Neurological Institute of Athens
Parkinson’s disease, the second most common cause of dementia behind Alzheimer’s, is characterized by specific brain changes, including the accumulation of alpha-synuclein protein. Alpha-synuclein is thought to help maintain proper nerve cell communication in the brain. In Parkinson’s, however, this protein becomes modified (or “misfolded”) and contributes to protein clumps called Lewy bodies.

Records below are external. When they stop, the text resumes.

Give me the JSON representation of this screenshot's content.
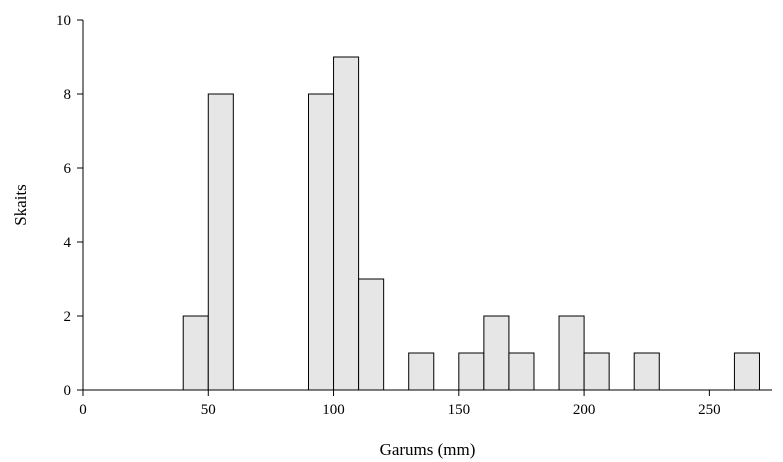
{
  "chart_data": {
    "type": "bar",
    "title": "",
    "xlabel": "Garums (mm)",
    "ylabel": "Skaits",
    "xlim": [
      0,
      275
    ],
    "ylim": [
      0,
      10
    ],
    "x_ticks": [
      0,
      50,
      100,
      150,
      200,
      250
    ],
    "y_ticks": [
      0,
      2,
      4,
      6,
      8,
      10
    ],
    "bin_width": 10,
    "bins": [
      {
        "x0": 40,
        "x1": 50,
        "count": 2
      },
      {
        "x0": 50,
        "x1": 60,
        "count": 8
      },
      {
        "x0": 90,
        "x1": 100,
        "count": 8
      },
      {
        "x0": 100,
        "x1": 110,
        "count": 9
      },
      {
        "x0": 110,
        "x1": 120,
        "count": 3
      },
      {
        "x0": 130,
        "x1": 140,
        "count": 1
      },
      {
        "x0": 150,
        "x1": 160,
        "count": 1
      },
      {
        "x0": 160,
        "x1": 170,
        "count": 2
      },
      {
        "x0": 170,
        "x1": 180,
        "count": 1
      },
      {
        "x0": 190,
        "x1": 200,
        "count": 2
      },
      {
        "x0": 200,
        "x1": 210,
        "count": 1
      },
      {
        "x0": 220,
        "x1": 230,
        "count": 1
      },
      {
        "x0": 260,
        "x1": 270,
        "count": 1
      }
    ],
    "grid": false,
    "colors": {
      "bar_fill": "#e6e6e6",
      "bar_stroke": "#000000"
    }
  }
}
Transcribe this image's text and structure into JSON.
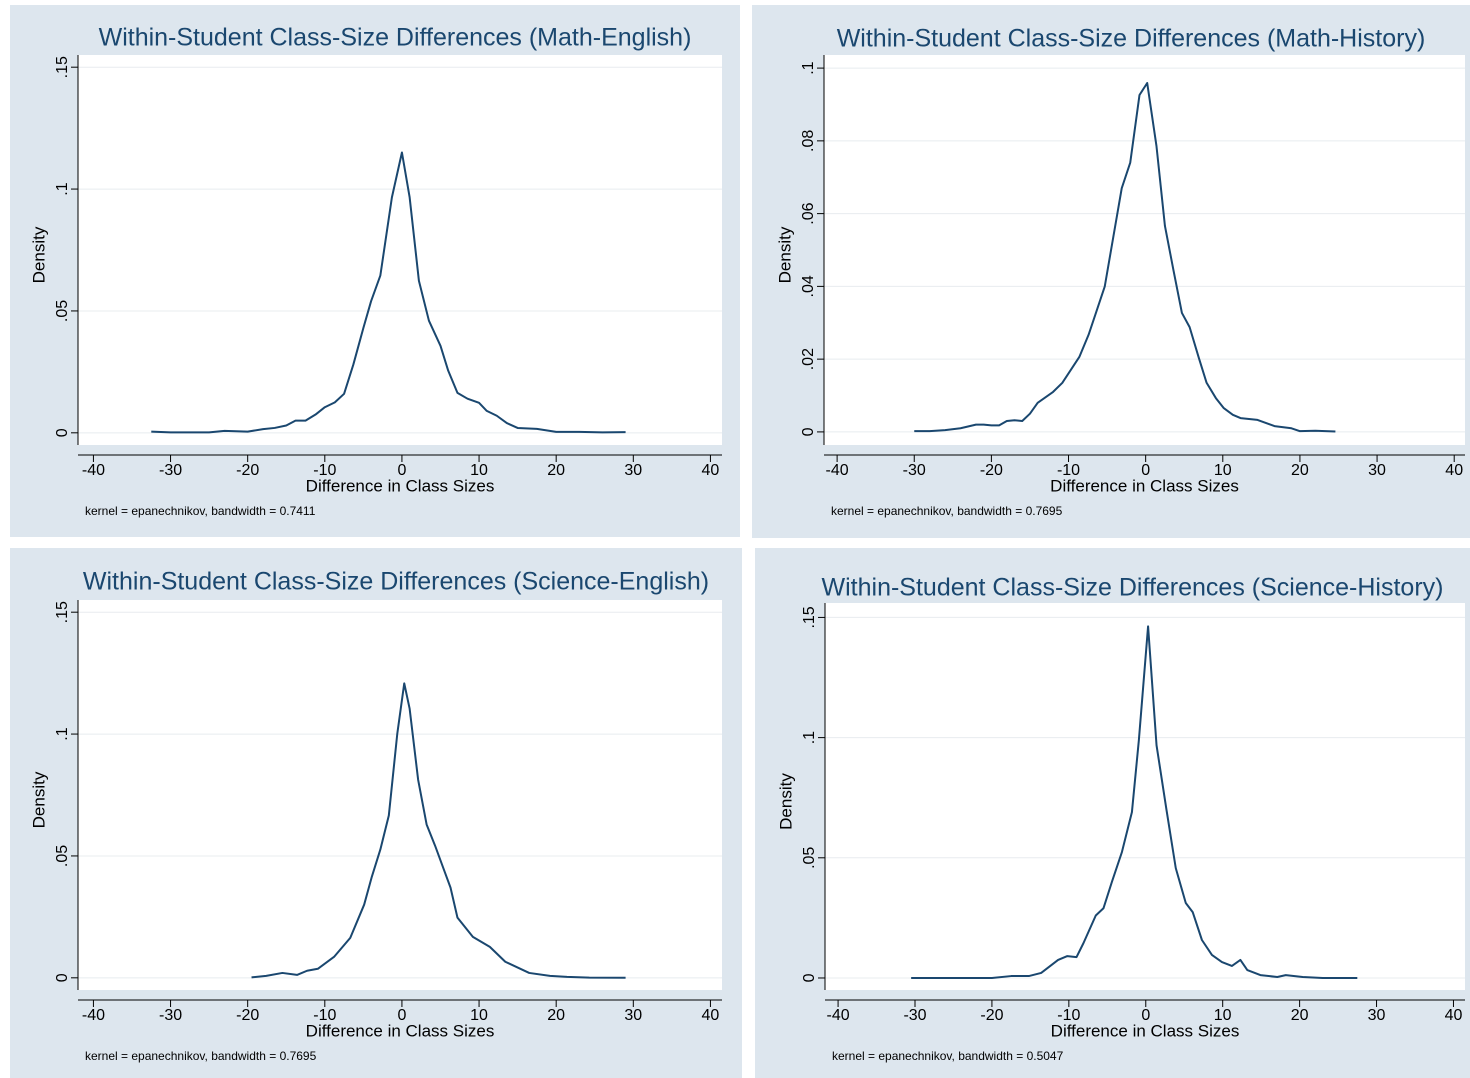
{
  "chart_data": [
    {
      "type": "line",
      "title": "Within-Student Class-Size Differences (Math-English)",
      "x_label": "Difference in Class Sizes",
      "y_label": "Density",
      "note": "kernel = epanechnikov, bandwidth = 0.7411",
      "color": "#1a476f",
      "grid": true,
      "x": [
        -32.5,
        -30,
        -27,
        -25,
        -23,
        -20,
        -18,
        -16.5,
        -15,
        -13.8,
        -12.5,
        -11.2,
        -10,
        -8.7,
        -7.5,
        -6.3,
        -5,
        -4,
        -2.8,
        -1.3,
        0,
        1,
        2.2,
        3.5,
        5,
        6,
        7.2,
        8.5,
        10,
        11,
        12.3,
        13.6,
        15,
        17.5,
        20,
        23,
        26,
        29
      ],
      "values": [
        0.0005,
        0.0002,
        0.0002,
        0.0002,
        0.0008,
        0.0005,
        0.0015,
        0.002,
        0.003,
        0.005,
        0.005,
        0.0075,
        0.0105,
        0.0125,
        0.016,
        0.028,
        0.043,
        0.054,
        0.0645,
        0.0966,
        0.115,
        0.0966,
        0.0624,
        0.046,
        0.0357,
        0.0255,
        0.0164,
        0.014,
        0.0123,
        0.009,
        0.007,
        0.004,
        0.002,
        0.0016,
        0.0004,
        0.0004,
        0.0002,
        0.0003
      ],
      "xlim": [
        -42,
        41.5
      ],
      "ylim": [
        -0.005,
        0.155
      ],
      "xticks": [
        -40,
        -30,
        -20,
        -10,
        0,
        10,
        20,
        30,
        40
      ],
      "yticks": [
        0,
        {
          "value": 0.05,
          "label": ".05"
        },
        {
          "value": 0.1,
          "label": ".1"
        },
        {
          "value": 0.15,
          "label": ".15"
        }
      ]
    },
    {
      "type": "line",
      "title": "Within-Student Class-Size Differences (Math-History)",
      "x_label": "Difference in Class Sizes",
      "y_label": "Density",
      "note": "kernel = epanechnikov, bandwidth = 0.7695",
      "color": "#1a476f",
      "grid": true,
      "x": [
        -30,
        -28,
        -26,
        -24,
        -22,
        -21,
        -20,
        -19,
        -18,
        -17,
        -16,
        -15,
        -14,
        -12,
        -10.8,
        -8.6,
        -7.4,
        -6.4,
        -5.3,
        -3.1,
        -2,
        -0.8,
        0.2,
        1.4,
        2.5,
        3.6,
        4.7,
        5.7,
        6.9,
        7.9,
        9.1,
        10.1,
        11.3,
        12.3,
        14.5,
        16.7,
        18.9,
        20,
        22,
        24.6
      ],
      "values": [
        0.0002,
        0.0002,
        0.0005,
        0.001,
        0.002,
        0.002,
        0.0018,
        0.0018,
        0.003,
        0.0032,
        0.003,
        0.005,
        0.008,
        0.011,
        0.0135,
        0.0206,
        0.0267,
        0.033,
        0.04,
        0.067,
        0.074,
        0.0926,
        0.0959,
        0.0786,
        0.0566,
        0.0445,
        0.0327,
        0.0288,
        0.0203,
        0.0135,
        0.0093,
        0.0066,
        0.0047,
        0.0038,
        0.0033,
        0.0016,
        0.001,
        0.0002,
        0.0003,
        0.0001
      ],
      "xlim": [
        -41.7,
        41.4
      ],
      "ylim": [
        -0.0036,
        0.1036
      ],
      "xticks": [
        -40,
        -30,
        -20,
        -10,
        0,
        10,
        20,
        30,
        40
      ],
      "yticks": [
        0,
        {
          "value": 0.02,
          "label": ".02"
        },
        {
          "value": 0.04,
          "label": ".04"
        },
        {
          "value": 0.06,
          "label": ".06"
        },
        {
          "value": 0.08,
          "label": ".08"
        },
        {
          "value": 0.1,
          "label": ".1"
        }
      ]
    },
    {
      "type": "line",
      "title": "Within-Student Class-Size Differences (Science-English)",
      "x_label": "Difference in Class Sizes",
      "y_label": "Density",
      "note": "kernel = epanechnikov, bandwidth = 0.7695",
      "color": "#1a476f",
      "grid": true,
      "x": [
        -19.5,
        -17.6,
        -15.5,
        -13.6,
        -12.3,
        -10.9,
        -8.8,
        -6.7,
        -4.9,
        -3.9,
        -2.8,
        -1.7,
        -0.6,
        0.3,
        1,
        2.1,
        3.2,
        4.3,
        5.3,
        6.3,
        7.2,
        9.2,
        11.4,
        13.4,
        16.5,
        19.2,
        21.4,
        24.3,
        29
      ],
      "values": [
        0.0002,
        0.0008,
        0.002,
        0.0012,
        0.0029,
        0.0037,
        0.0086,
        0.0164,
        0.03,
        0.0415,
        0.0526,
        0.0666,
        0.1002,
        0.1208,
        0.1104,
        0.0813,
        0.0629,
        0.0542,
        0.0456,
        0.037,
        0.0247,
        0.0168,
        0.0127,
        0.0066,
        0.002,
        0.0008,
        0.0004,
        0.0001,
        0
      ],
      "xlim": [
        -42,
        41.5
      ],
      "ylim": [
        -0.005,
        0.155
      ],
      "xticks": [
        -40,
        -30,
        -20,
        -10,
        0,
        10,
        20,
        30,
        40
      ],
      "yticks": [
        0,
        {
          "value": 0.05,
          "label": ".05"
        },
        {
          "value": 0.1,
          "label": ".1"
        },
        {
          "value": 0.15,
          "label": ".15"
        }
      ]
    },
    {
      "type": "line",
      "title": "Within-Student Class-Size Differences (Science-History)",
      "x_label": "Difference in Class Sizes",
      "y_label": "Density",
      "note": "kernel = epanechnikov, bandwidth = 0.5047",
      "color": "#1a476f",
      "grid": true,
      "x": [
        -30.5,
        -25,
        -20,
        -17.5,
        -15.2,
        -13.6,
        -11.4,
        -10.2,
        -9,
        -8.1,
        -6.5,
        -5.5,
        -4.4,
        -3.1,
        -1.8,
        -0.9,
        0.3,
        1.4,
        2.7,
        3.9,
        5.2,
        6.1,
        7.3,
        8.6,
        9.9,
        11.2,
        12.3,
        13.2,
        14.9,
        17.1,
        18.2,
        20.4,
        23,
        27.5
      ],
      "values": [
        0,
        0,
        0,
        0.0008,
        0.0008,
        0.0021,
        0.0075,
        0.0091,
        0.0087,
        0.0145,
        0.026,
        0.029,
        0.04,
        0.0524,
        0.069,
        0.0989,
        0.1463,
        0.0968,
        0.0698,
        0.0457,
        0.0312,
        0.0274,
        0.0158,
        0.0096,
        0.0066,
        0.005,
        0.0075,
        0.0033,
        0.0012,
        0.0004,
        0.0012,
        0.0004,
        0,
        0
      ],
      "xlim": [
        -41.7,
        41.5
      ],
      "ylim": [
        -0.005,
        0.156
      ],
      "xticks": [
        -40,
        -30,
        -20,
        -10,
        0,
        10,
        20,
        30,
        40
      ],
      "yticks": [
        0,
        {
          "value": 0.05,
          "label": ".05"
        },
        {
          "value": 0.1,
          "label": ".1"
        },
        {
          "value": 0.15,
          "label": ".15"
        }
      ]
    }
  ]
}
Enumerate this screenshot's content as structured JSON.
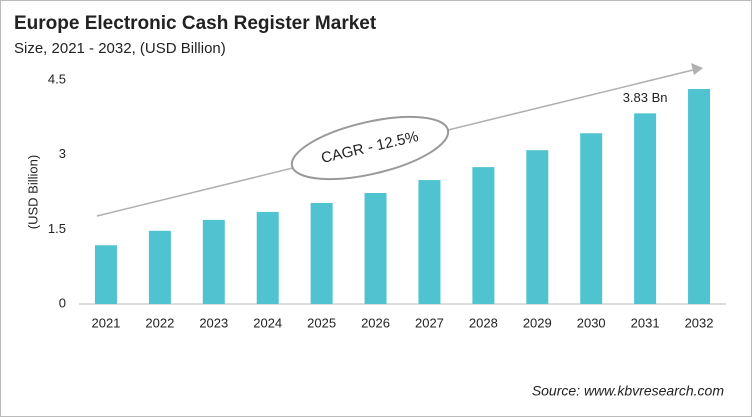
{
  "chart_data": {
    "type": "bar",
    "title": "Europe Electronic Cash Register Market",
    "subtitle": "Size, 2021 - 2032, (USD Billion)",
    "y_label": "(USD Billion)",
    "annotation": "CAGR - 12.5%",
    "source": "Source: www.kbvresearch.com",
    "categories": [
      "2021",
      "2022",
      "2023",
      "2024",
      "2025",
      "2026",
      "2027",
      "2028",
      "2029",
      "2030",
      "2031",
      "2032"
    ],
    "values": [
      1.18,
      1.47,
      1.69,
      1.85,
      2.03,
      2.23,
      2.49,
      2.75,
      3.09,
      3.43,
      3.83,
      4.32
    ],
    "value_labels": [
      null,
      null,
      null,
      null,
      null,
      null,
      null,
      null,
      null,
      null,
      "3.83 Bn",
      null
    ],
    "color": "#4fc3cf",
    "ylim": [
      0,
      4.5
    ],
    "yticks": [
      0,
      1.5,
      3,
      4.5
    ],
    "grid": false
  }
}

According to recent studies, alpha-synuclein clumping may be related to brain inflammation caused by special protein clumps called inflammasomes. Studies have also found that a protein fragment called Calcitonin Gene-Related Peptide (CGRP) can activate molecular mechanisms (or “pathways”) that prevent inflammation. Taken together, these findings suggest CGRP may help prevent the alpha-synuclein build-up that leads to Parkinson’s by reducing inflammasome activity.
Dr. Athanasia Alexoudi and colleagues will recruit 40 individuals , 20 with clinically-diagnosed Parkinson’s disease and 20 without Parkinson’s. They will conduct extensive medical analyses of the participants, including assessments over time of memory, brain structure, motor skills and psychiatric symptoms. They will also measure blood and skin levels of CGRP and various inflammatory (inflammation-related) proteins, both before and after sleep. Such measurements will indicate how levels of these proteins change over time in the brain. The researchers will then identify how CGRP changes impact inflammatory protein levels in individuals with and without Parkinson’s. They will also examine how changes in CGRP levels during sleep may be linked to disease-related changes in motor skills, memory and other functions. Lastly, the investigators will use computer science techniques to test whether various Parkinson’s medications impact CGRP function and reduce brain inflammation in their participants.
Results from this study could shed new light on how inflammation promotes the development of Parkinson’s disease. They could also point to novel ways of repurposing currently-approved Parkinson’s disease medications to target CGRP and better treat the disorder.